Una hora más tarde, Duncan yacía insomne en su litera, esperando que el Impulsor se pusiese en marcha y el Sirius empezase los diez días de desaceleración que le conducirían a la Tierra. Todavía veía aquella mota diminuta en la estructura del espacio, suspendida en el campo del microscopio, y comprendió que su imagen le perseguiría durante todo el resto de su vida. Y ahora se dio cuenta de que Warren Mackenzie no le había revelado ningún secreto profesional: todo lo que le había dicho hacía sido publicado miles de veces. Pero ni los escritos ni las fotografías eran capaces de producir el impacto emocional que había experimentado.

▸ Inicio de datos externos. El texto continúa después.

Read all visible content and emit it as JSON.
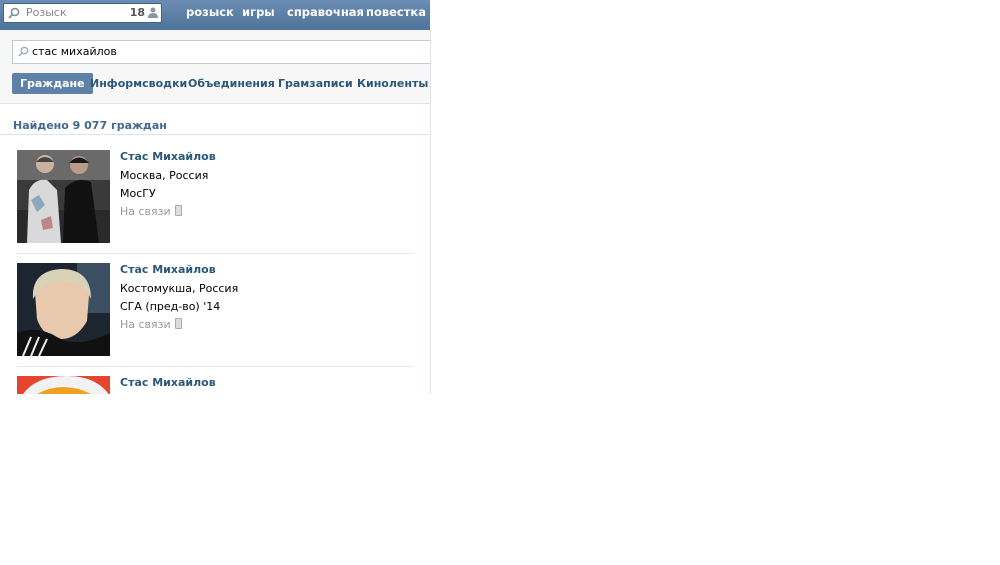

Unos dedos diminutos empezaron a pincharle; el peso volvía al Sirius. Desde una distancia infinita, llegaba el débil zumbido del Impulsor. Duncan se dijo que estaba escuchando el gemido de muerte de la materia, al abandonar ésta el universo conocido y legar a la nave toda la energía de su masa en el momento final de la disolución. Cada minuto, varios kilogramos de hidrógeno caían en aquel diminuto pero insaciable vórtice, en aquel agujero que no podía llenarse jamás.

Duncan durmió mal durante todo el resto de la noche. Tuvo pesadillas en las que él caía también en un veloz torbellino, infinitamente profundo. Y, al caer, algo le aplastaba y le reducía a dimensiones moleculares, atómicas y, por último, subnucleares. Dentro de un momento, todo habría terminado, y él desaparecería en un único destello de radiación…

Pero este momento no llegó, porque, al contraerse el Espacio, el Tiempo se dilataba infinitamente, los sucesivos segundos se hacían más largos… más largos… más largos…, hasta que se vio atrapado para siempre en una inmutable eternidad.